Domestic violence and digital technology, youth peace advocacy, sustainable building designs, and reducing death or serious injury caused by drivers using smartphones are some QUT projects awarded funding today by the federal government.
Seven QUT researchers are to receive a combined total of almost $2.92 Million as recipients of the 2020 Australian Research Council (ARC) Discovery Early Career Researcher Award.
Member for Brisbane Trevor Evans congratulated the QUT researchers.
“One of the projects will investigate how to reduce road accidents caused when people are distracted by their mobile phone,” Mr Evans said.
“Another will research how authorities have responded to the rise of technology-enabled domestic violence and what policies and practices are needed to combat it. These are world-leading research projects addressing practical and important issues that will make a real difference to Australians.”
The researchers are:
Dr Oscar Oviedo Trespalacios, QUT’s Centre for Accident Research and Road Safety (CARRS-Q) - $426,241
Current road safety policies based on stopping the use of smartphones while driving have shown little success. The project aims to develop safe engagement in competing tasks while driving non-automated and semi-automated vehicles. The outcomes will underpin the development of new technologies to reduce the potential adverse effects of these distractions and reduce deaths and serious injuries, representing significant cost savings to the health system and the community.
Dr Helen Berents, Faculty of Law, School of Justice - $397,774
An investigation of the roles youth play in building inclusive and durable peace at local and international levels - one of the first detailed studies of youth-led peacebuilding in three post-conflict contexts in order to generate new insights into best practice for including youth in peace and security policies. The project seeks to strengthen Australia’s leadership in peacebuilding initiatives and enhance policy efforts towards regional and global security and prosperity.

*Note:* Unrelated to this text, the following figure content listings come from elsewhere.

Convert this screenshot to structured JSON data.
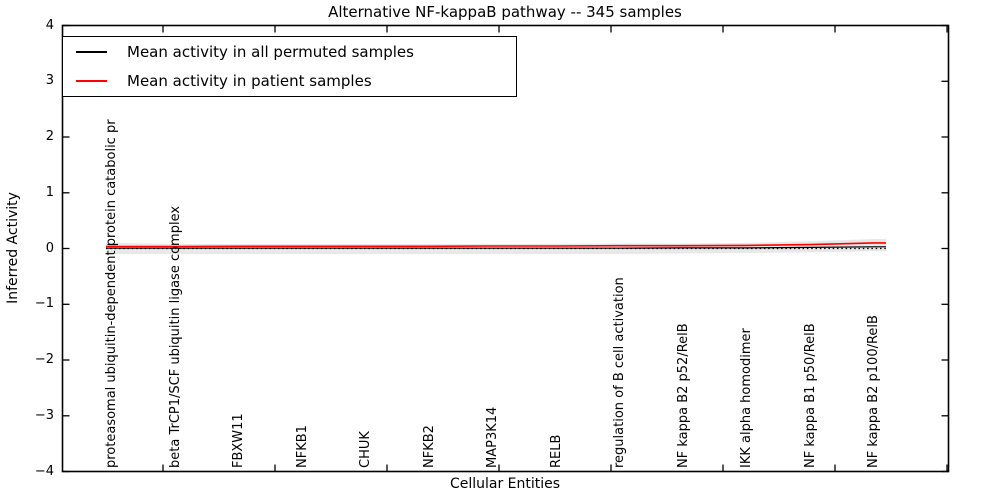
{
  "chart_data": {
    "type": "line",
    "title": "Alternative NF-kappaB pathway -- 345 samples",
    "xlabel": "Cellular Entities",
    "ylabel": "Inferred Activity",
    "ylim": [
      -4,
      4
    ],
    "yticks": [
      "4",
      "3",
      "2",
      "1",
      "0",
      "−1",
      "−2",
      "−3",
      "−4"
    ],
    "grid": false,
    "legend_position": "upper left",
    "categories": [
      "proteasomal ubiquitin-dependent protein catabolic pr",
      "beta TrCP1/SCF ubiquitin ligase complex",
      "FBXW11",
      "NFKB1",
      "CHUK",
      "NFKB2",
      "MAP3K14",
      "RELB",
      "regulation of B cell activation",
      "NF kappa B2 p52/RelB",
      "IKK alpha homodimer",
      "NF kappa B1 p50/RelB",
      "NF kappa B2 p100/RelB"
    ],
    "series": [
      {
        "name": "Mean activity in all permuted samples",
        "color": "#000000",
        "style": "solid",
        "values": [
          0.005,
          0.005,
          0.005,
          0.005,
          0.005,
          0.005,
          0.005,
          0.005,
          0.005,
          0.01,
          0.01,
          0.02,
          0.03
        ]
      },
      {
        "name": "Mean activity in patient samples",
        "color": "#ff0000",
        "style": "solid",
        "values": [
          0.035,
          0.035,
          0.04,
          0.04,
          0.04,
          0.04,
          0.045,
          0.045,
          0.05,
          0.05,
          0.055,
          0.07,
          0.1
        ]
      }
    ],
    "zero_line": {
      "value": 0,
      "color": "#000000",
      "style": "dotted"
    },
    "band": {
      "name": "permuted-samples-spread",
      "color": "#e8e8e8",
      "upper": [
        0.1,
        0.08,
        0.08,
        0.08,
        0.08,
        0.08,
        0.08,
        0.085,
        0.09,
        0.09,
        0.1,
        0.13,
        0.17
      ],
      "lower": [
        -0.1,
        -0.1,
        -0.1,
        -0.1,
        -0.1,
        -0.1,
        -0.1,
        -0.1,
        -0.1,
        -0.09,
        -0.08,
        -0.07,
        -0.05
      ]
    }
  }
}
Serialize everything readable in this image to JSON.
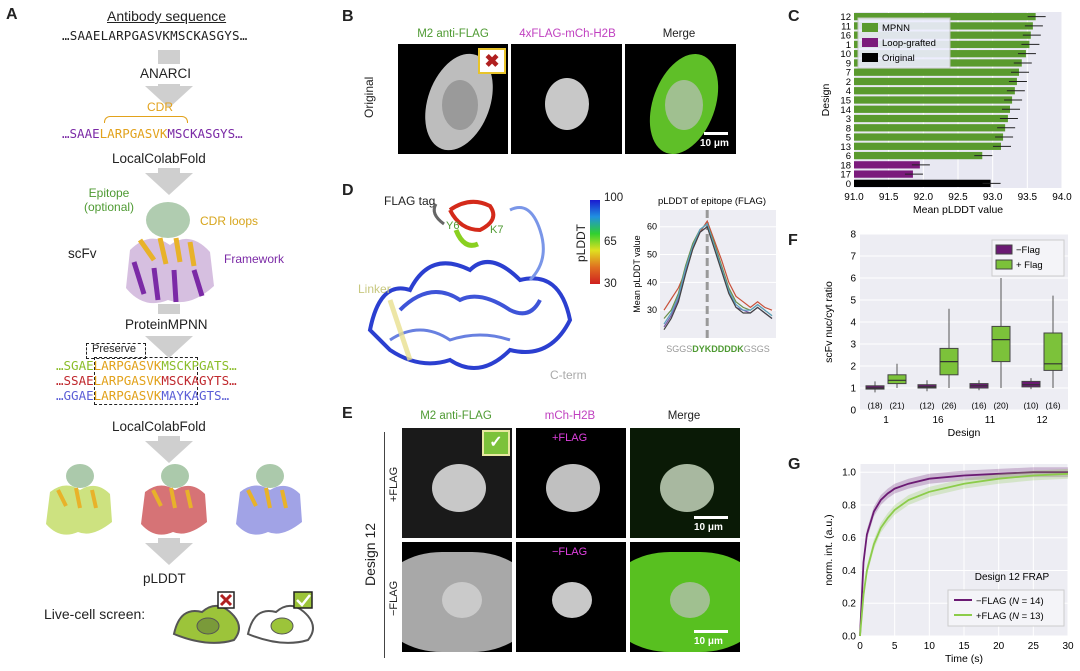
{
  "panelA": {
    "label": "A",
    "title": "Antibody sequence",
    "seq1": "…SAAELARPGASVKMSCKASGYS…",
    "step_anarci": "ANARCI",
    "cdr": "CDR",
    "seq2_pre": "…SAAE",
    "seq2_cdr": "LARPGASVK",
    "seq2_post": "MSCKASGYS…",
    "step_colab1": "LocalColabFold",
    "epitope": "Epitope\n(optional)",
    "cdr_loops": "CDR loops",
    "scfv": "scFv",
    "framework": "Framework",
    "step_mpnn": "ProteinMPNN",
    "preserve": "Preserve",
    "mpnn_seqs": [
      {
        "pre": "…SGAE",
        "mid": "LARPGASVK",
        "post": "MSCKPGATS…",
        "color": "#8bbd2a"
      },
      {
        "pre": "…SSAE",
        "mid": "LARPGASVK",
        "post": "MSCKAGYTS…",
        "color": "#c0282d"
      },
      {
        "pre": "…GGAE",
        "mid": "LARPGASVK",
        "post": "MAYKAGTS…",
        "color": "#5b5ed6"
      }
    ],
    "step_colab2": "LocalColabFold",
    "step_plddt": "pLDDT",
    "live_cell": "Live-cell screen:"
  },
  "panelB": {
    "label": "B",
    "col1": "M2 anti-FLAG",
    "col2": "4xFLAG-mCh-H2B",
    "col3": "Merge",
    "row": "Original",
    "scale": "10 μm"
  },
  "panelC": {
    "label": "C",
    "ylabel": "Design",
    "xlabel": "Mean pLDDT value",
    "legend": [
      "MPNN",
      "Loop-grafted",
      "Original"
    ],
    "colors": {
      "mpnn": "#5a9a2e",
      "loop": "#7b1a7c",
      "orig": "#000000",
      "bg": "#e8e8f2"
    }
  },
  "chart_data": [
    {
      "type": "bar",
      "orientation": "horizontal",
      "ylabel": "Design",
      "xlabel": "Mean pLDDT value",
      "xlim": [
        91.0,
        94.0
      ],
      "xticks": [
        "91.0",
        "91.5",
        "92.0",
        "92.5",
        "93.0",
        "93.5",
        "94.0"
      ],
      "categories": [
        "12",
        "11",
        "16",
        "1",
        "10",
        "9",
        "7",
        "2",
        "4",
        "15",
        "14",
        "3",
        "8",
        "5",
        "13",
        "6",
        "18",
        "17",
        "0"
      ],
      "values": [
        93.62,
        93.58,
        93.55,
        93.53,
        93.48,
        93.42,
        93.38,
        93.35,
        93.32,
        93.28,
        93.25,
        93.22,
        93.18,
        93.15,
        93.12,
        92.85,
        91.95,
        91.85,
        92.97
      ],
      "groups": [
        "MPNN",
        "MPNN",
        "MPNN",
        "MPNN",
        "MPNN",
        "MPNN",
        "MPNN",
        "MPNN",
        "MPNN",
        "MPNN",
        "MPNN",
        "MPNN",
        "MPNN",
        "MPNN",
        "MPNN",
        "MPNN",
        "Loop-grafted",
        "Loop-grafted",
        "Original"
      ],
      "legend": [
        "MPNN",
        "Loop-grafted",
        "Original"
      ],
      "grid": true,
      "legend_position": "top-left"
    },
    {
      "type": "line",
      "title": "pLDDT of epitope (FLAG)",
      "ylabel": "Mean pLDDT value",
      "yticks": [
        "30",
        "40",
        "50",
        "60"
      ],
      "ylim": [
        20,
        66
      ],
      "categories": [
        "S",
        "G",
        "G",
        "S",
        "D",
        "Y",
        "K",
        "D",
        "D",
        "D",
        "D",
        "K",
        "G",
        "S",
        "G",
        "S"
      ],
      "series": [
        {
          "values": [
            30,
            34,
            38,
            44,
            52,
            58,
            62,
            55,
            48,
            40,
            35,
            33,
            31,
            33,
            31,
            30
          ]
        },
        {
          "values": [
            27,
            30,
            36,
            46,
            54,
            59,
            61,
            54,
            46,
            38,
            33,
            31,
            30,
            32,
            30,
            28
          ]
        },
        {
          "values": [
            24,
            28,
            34,
            44,
            53,
            58,
            60,
            53,
            45,
            37,
            31,
            30,
            29,
            31,
            29,
            27
          ]
        },
        {
          "values": [
            25,
            29,
            35,
            45,
            53,
            59,
            61,
            53,
            45,
            37,
            32,
            30,
            30,
            32,
            30,
            28
          ]
        },
        {
          "values": [
            23,
            27,
            33,
            43,
            52,
            58,
            60,
            52,
            44,
            36,
            31,
            29,
            29,
            31,
            29,
            27
          ]
        }
      ],
      "series_colors": [
        "#c8513a",
        "#6a8f4a",
        "#7a5aa8",
        "#5aa0c0",
        "#444444"
      ]
    },
    {
      "type": "box",
      "ylabel": "scFv nuc/cyt ratio",
      "xlabel": "Design",
      "ylim": [
        0,
        8
      ],
      "yticks": [
        "0",
        "1",
        "2",
        "3",
        "4",
        "5",
        "6",
        "7",
        "8"
      ],
      "categories": [
        "1",
        "16",
        "11",
        "12"
      ],
      "legend": [
        "−Flag",
        "+ Flag"
      ],
      "legend_position": "top-right",
      "series": [
        {
          "name": "−Flag",
          "boxes": [
            {
              "q1": 0.95,
              "med": 1.0,
              "q3": 1.1,
              "lo": 0.8,
              "hi": 1.3,
              "n": "(18)"
            },
            {
              "q1": 1.0,
              "med": 1.05,
              "q3": 1.15,
              "lo": 0.85,
              "hi": 1.35,
              "n": "(12)"
            },
            {
              "q1": 1.0,
              "med": 1.1,
              "q3": 1.2,
              "lo": 0.9,
              "hi": 1.35,
              "n": "(16)"
            },
            {
              "q1": 1.05,
              "med": 1.15,
              "q3": 1.3,
              "lo": 0.95,
              "hi": 1.45,
              "n": "(10)"
            }
          ]
        },
        {
          "name": "+ Flag",
          "boxes": [
            {
              "q1": 1.2,
              "med": 1.35,
              "q3": 1.6,
              "lo": 1.0,
              "hi": 2.1,
              "n": "(21)"
            },
            {
              "q1": 1.6,
              "med": 2.2,
              "q3": 2.8,
              "lo": 1.0,
              "hi": 4.6,
              "n": "(26)"
            },
            {
              "q1": 2.2,
              "med": 3.2,
              "q3": 3.8,
              "lo": 1.0,
              "hi": 6.0,
              "n": "(20)"
            },
            {
              "q1": 1.8,
              "med": 2.1,
              "q3": 3.5,
              "lo": 1.0,
              "hi": 5.2,
              "n": "(16)"
            }
          ]
        }
      ]
    },
    {
      "type": "line",
      "title": "Design 12 FRAP",
      "xlabel": "Time (s)",
      "ylabel": "norm. int. (a.u.)",
      "xlim": [
        0,
        30
      ],
      "ylim": [
        0,
        1.05
      ],
      "xticks": [
        "0",
        "5",
        "10",
        "15",
        "20",
        "25",
        "30"
      ],
      "yticks": [
        "0.0",
        "0.2",
        "0.4",
        "0.6",
        "0.8",
        "1.0"
      ],
      "legend_position": "bottom-right",
      "series": [
        {
          "name": "−FLAG (N = 14)",
          "x": [
            0,
            0.5,
            1,
            2,
            3,
            4,
            5,
            7,
            10,
            15,
            20,
            25,
            30
          ],
          "values": [
            0.0,
            0.45,
            0.62,
            0.76,
            0.83,
            0.87,
            0.9,
            0.93,
            0.96,
            0.98,
            0.99,
            1.0,
            1.0
          ]
        },
        {
          "name": "+FLAG (N = 13)",
          "x": [
            0,
            0.5,
            1,
            2,
            3,
            4,
            5,
            7,
            10,
            15,
            20,
            25,
            30
          ],
          "values": [
            0.0,
            0.25,
            0.4,
            0.56,
            0.66,
            0.72,
            0.77,
            0.83,
            0.88,
            0.93,
            0.96,
            0.98,
            0.99
          ]
        }
      ]
    }
  ],
  "panelD": {
    "label": "D",
    "flag_tag": "FLAG tag",
    "y6": "Y6",
    "k7": "K7",
    "linker": "Linker",
    "cterm": "C-term",
    "colorbar_label": "pLDDT",
    "colorbar_ticks": [
      "100",
      "65",
      "30"
    ],
    "sub_title": "pLDDT of epitope (FLAG)",
    "sub_ylabel": "Mean pLDDT value",
    "seq_grey1": "SGGS",
    "seq_green": "DYKDDDDK",
    "seq_grey2": "GSGS"
  },
  "panelE": {
    "label": "E",
    "col1": "M2 anti-FLAG",
    "col2": "mCh-H2B",
    "col3": "Merge",
    "side": "Design 12",
    "row1": "+FLAG",
    "row2": "−FLAG",
    "tag1": "+FLAG",
    "tag2": "−FLAG",
    "scale": "10 μm"
  },
  "panelF": {
    "label": "F",
    "ylabel": "scFv nuc/cyt ratio",
    "xlabel": "Design"
  },
  "panelG": {
    "label": "G",
    "title": "Design 12 FRAP",
    "xlabel": "Time (s)",
    "ylabel": "norm. int. (a.u.)",
    "legend": [
      {
        "pre": "−FLAG (",
        "n": "N",
        "post": " = 14)"
      },
      {
        "pre": "+FLAG (",
        "n": "N",
        "post": " = 13)"
      }
    ]
  }
}
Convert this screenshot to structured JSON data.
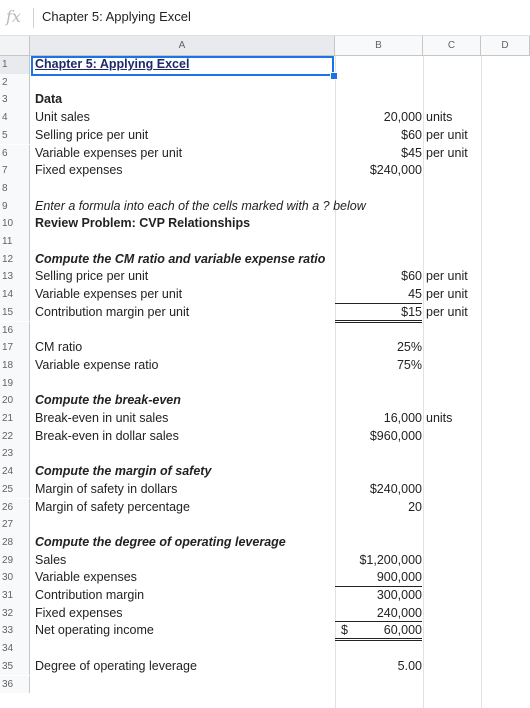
{
  "formula_bar": {
    "fx_label": "fx",
    "content": "Chapter 5: Applying Excel"
  },
  "columns": [
    "A",
    "B",
    "C",
    "D"
  ],
  "rows": [
    {
      "n": "1",
      "a": "Chapter 5: Applying Excel",
      "a_style": "title"
    },
    {
      "n": "2"
    },
    {
      "n": "3",
      "a": "Data",
      "a_style": "bold"
    },
    {
      "n": "4",
      "a": "Unit sales",
      "b": "20,000",
      "c": "units"
    },
    {
      "n": "5",
      "a": "Selling price per unit",
      "b": "$60",
      "c": "per unit"
    },
    {
      "n": "6",
      "a": "Variable expenses per unit",
      "b": "$45",
      "c": "per unit"
    },
    {
      "n": "7",
      "a": "Fixed expenses",
      "b": "$240,000"
    },
    {
      "n": "8"
    },
    {
      "n": "9",
      "a": "Enter a formula into each of the cells marked with a ? below",
      "a_style": "italic"
    },
    {
      "n": "10",
      "a": "Review Problem: CVP Relationships",
      "a_style": "bold"
    },
    {
      "n": "11"
    },
    {
      "n": "12",
      "a": "Compute the CM ratio and variable expense ratio",
      "a_style": "bolditalic"
    },
    {
      "n": "13",
      "a": "Selling price per unit",
      "b": "$60",
      "c": "per unit"
    },
    {
      "n": "14",
      "a": "Variable expenses per unit",
      "b": "45",
      "c": "per unit",
      "b_border": "single"
    },
    {
      "n": "15",
      "a": "Contribution margin per unit",
      "b": "$15",
      "c": "per unit",
      "b_border": "double"
    },
    {
      "n": "16"
    },
    {
      "n": "17",
      "a": "CM ratio",
      "b": "25%"
    },
    {
      "n": "18",
      "a": "Variable expense ratio",
      "b": "75%"
    },
    {
      "n": "19"
    },
    {
      "n": "20",
      "a": "Compute the break-even",
      "a_style": "bolditalic"
    },
    {
      "n": "21",
      "a": "Break-even in unit sales",
      "b": "16,000",
      "c": "units"
    },
    {
      "n": "22",
      "a": "Break-even in dollar sales",
      "b": "$960,000"
    },
    {
      "n": "23"
    },
    {
      "n": "24",
      "a": "Compute the margin of safety",
      "a_style": "bolditalic"
    },
    {
      "n": "25",
      "a": "Margin of safety in dollars",
      "b": "$240,000"
    },
    {
      "n": "26",
      "a": "Margin of safety percentage",
      "b": "20"
    },
    {
      "n": "27"
    },
    {
      "n": "28",
      "a": "Compute the degree of operating leverage",
      "a_style": "bolditalic"
    },
    {
      "n": "29",
      "a": "Sales",
      "b": "$1,200,000"
    },
    {
      "n": "30",
      "a": "Variable expenses",
      "b": "900,000",
      "b_border": "single"
    },
    {
      "n": "31",
      "a": "Contribution margin",
      "b": "300,000"
    },
    {
      "n": "32",
      "a": "Fixed expenses",
      "b": "240,000",
      "b_border": "single"
    },
    {
      "n": "33",
      "a": "Net operating income",
      "b_dollar": "$",
      "b": "60,000",
      "b_border": "double"
    },
    {
      "n": "34"
    },
    {
      "n": "35",
      "a": "Degree of operating leverage",
      "b": "5.00"
    },
    {
      "n": "36"
    }
  ]
}
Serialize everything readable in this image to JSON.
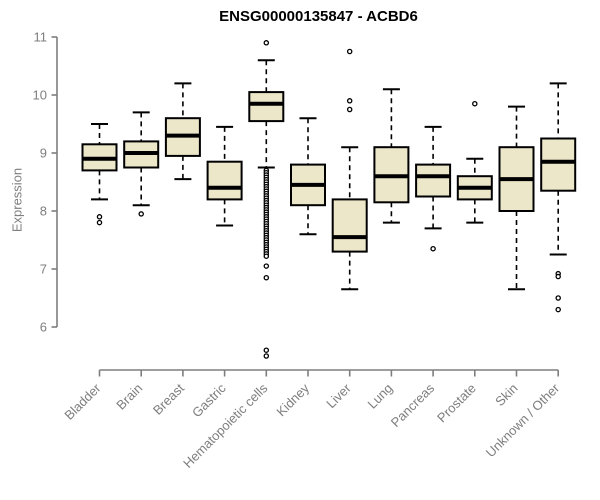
{
  "chart_data": {
    "type": "boxplot",
    "title": "ENSG00000135847 - ACBD6",
    "ylabel": "Expression",
    "xlabel": "",
    "ylim": [
      6,
      11
    ],
    "yticks": [
      "6",
      "7",
      "8",
      "9",
      "10",
      "11"
    ],
    "grid": false,
    "legend": "none",
    "categories": [
      "Bladder",
      "Brain",
      "Breast",
      "Gastric",
      "Hematopoietic cells",
      "Kidney",
      "Liver",
      "Lung",
      "Pancreas",
      "Prostate",
      "Skin",
      "Unknown / Other"
    ],
    "boxes": [
      {
        "category": "Bladder",
        "whisker_low": 8.2,
        "q1": 8.7,
        "median": 8.9,
        "q3": 9.15,
        "whisker_high": 9.5,
        "outliers": [
          7.9,
          7.8
        ]
      },
      {
        "category": "Brain",
        "whisker_low": 8.1,
        "q1": 8.75,
        "median": 9.0,
        "q3": 9.2,
        "whisker_high": 9.7,
        "outliers": [
          7.95
        ]
      },
      {
        "category": "Breast",
        "whisker_low": 8.55,
        "q1": 8.95,
        "median": 9.3,
        "q3": 9.6,
        "whisker_high": 10.2,
        "outliers": []
      },
      {
        "category": "Gastric",
        "whisker_low": 7.75,
        "q1": 8.2,
        "median": 8.4,
        "q3": 8.85,
        "whisker_high": 9.45,
        "outliers": []
      },
      {
        "category": "Hematopoietic cells",
        "whisker_low": 8.75,
        "q1": 9.55,
        "median": 9.85,
        "q3": 10.05,
        "whisker_high": 10.6,
        "outliers": [
          10.9,
          8.7,
          8.66,
          8.62,
          8.58,
          8.54,
          8.5,
          8.46,
          8.42,
          8.38,
          8.34,
          8.3,
          8.26,
          8.22,
          8.18,
          8.14,
          8.1,
          8.06,
          8.02,
          7.98,
          7.94,
          7.9,
          7.86,
          7.82,
          7.78,
          7.74,
          7.7,
          7.66,
          7.62,
          7.58,
          7.54,
          7.5,
          7.46,
          7.42,
          7.38,
          7.34,
          7.3,
          7.26,
          7.22,
          7.05,
          6.85,
          5.6,
          5.5
        ]
      },
      {
        "category": "Kidney",
        "whisker_low": 7.6,
        "q1": 8.1,
        "median": 8.45,
        "q3": 8.8,
        "whisker_high": 9.6,
        "outliers": []
      },
      {
        "category": "Liver",
        "whisker_low": 6.65,
        "q1": 7.3,
        "median": 7.55,
        "q3": 8.2,
        "whisker_high": 9.1,
        "outliers": [
          10.75,
          9.9,
          9.75
        ]
      },
      {
        "category": "Lung",
        "whisker_low": 7.8,
        "q1": 8.15,
        "median": 8.6,
        "q3": 9.1,
        "whisker_high": 10.1,
        "outliers": []
      },
      {
        "category": "Pancreas",
        "whisker_low": 7.7,
        "q1": 8.25,
        "median": 8.6,
        "q3": 8.8,
        "whisker_high": 9.45,
        "outliers": [
          7.35
        ]
      },
      {
        "category": "Prostate",
        "whisker_low": 7.8,
        "q1": 8.2,
        "median": 8.4,
        "q3": 8.6,
        "whisker_high": 8.9,
        "outliers": [
          9.85
        ]
      },
      {
        "category": "Skin",
        "whisker_low": 6.65,
        "q1": 8.0,
        "median": 8.55,
        "q3": 9.1,
        "whisker_high": 9.8,
        "outliers": []
      },
      {
        "category": "Unknown / Other",
        "whisker_low": 7.25,
        "q1": 8.35,
        "median": 8.85,
        "q3": 9.25,
        "whisker_high": 10.2,
        "outliers": [
          6.92,
          6.87,
          6.5,
          6.3
        ]
      }
    ],
    "colors": {
      "box_fill": "#EDE7C9",
      "box_stroke": "#000000",
      "median": "#000000",
      "whisker": "#000000",
      "outlier": "#000000",
      "axis": "#7E7E7E",
      "tick_label": "#7E7E7E",
      "title": "#000000",
      "background": "#FFFFFF"
    }
  }
}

Dr Bridget Harris, Faculty of Law, School of Justice - $405,325
Digital technology is increasingly being used to enact and escalate abuse and stalking. Technology-facilitated domestic violence threatens psychological, emotional and physical wellbeing and safety, and signifies risk of homicide. Dr Harris seeks to assess existing state responses to and regulation of such harms; then provide an evidence base to enhance and develop innovative policing and judicial policy and practice, with benefits to communities and economies.
Dr Xi Chen, School of Chemistry, Physics and Mechanical Engineering - $424,398
The research will couple the building integrated renewable application with traditional architectural passive design strategies. A new indoor environment quality index will be proposed as an objective function to be optimized together with the net building energy consumption. Research findings will serve as significant guidance to effectively promote the application of the passive design in green building projects.
Dr Hendrik Frisch, Science and Engineering Faculty, School of Chemistry, Physics, Mechanical Engineering - $427,098
The project aims to set the foundation of a class of intelligent polymers, whose structure and function – including catalytic activity and biodegradability – can be readily programmed. In contrast to well-established radical polymerization techniques leading to all-carbon based backbones, the outlined research will develop technologies to incorporate short peptides into the backbones of synthetic polymers.
Dr Kate Helmstedt, Science and Engineering Faculty, School of Mathematical Sciences - $427,082
Current conventional management approaches will not prevent the degradation of threatened ecosystems like the Great Barrier Reef, so new technologies are needed. The biggest challenge in choosing these technologies is the long delay between development and deployment. The mathematical methods and theory developed by this project will inform a Great Barrier Reef case study, which can be readily applied to other ecosystems as the urgent need arises.
Dr Bryan Tuten, Science and Engineering Faculty, School of Chemistry, Physics, Mechanical Engineering - $415,498
This project will develop new methods and techniques in drastically reducing the cost while increasing worker and environmental safety of industrial elastomers such as Spandex. It will also exploit selenium's sensitivity to ozonolysis to design a new instrument capable of extreme precision in monitoring oxidative damage in polymeric materials. It is expected that selenium's unique reactivity will lend itself towards the next generation of smart materials which will be capable of completely reorganising their structure down to the molecular level.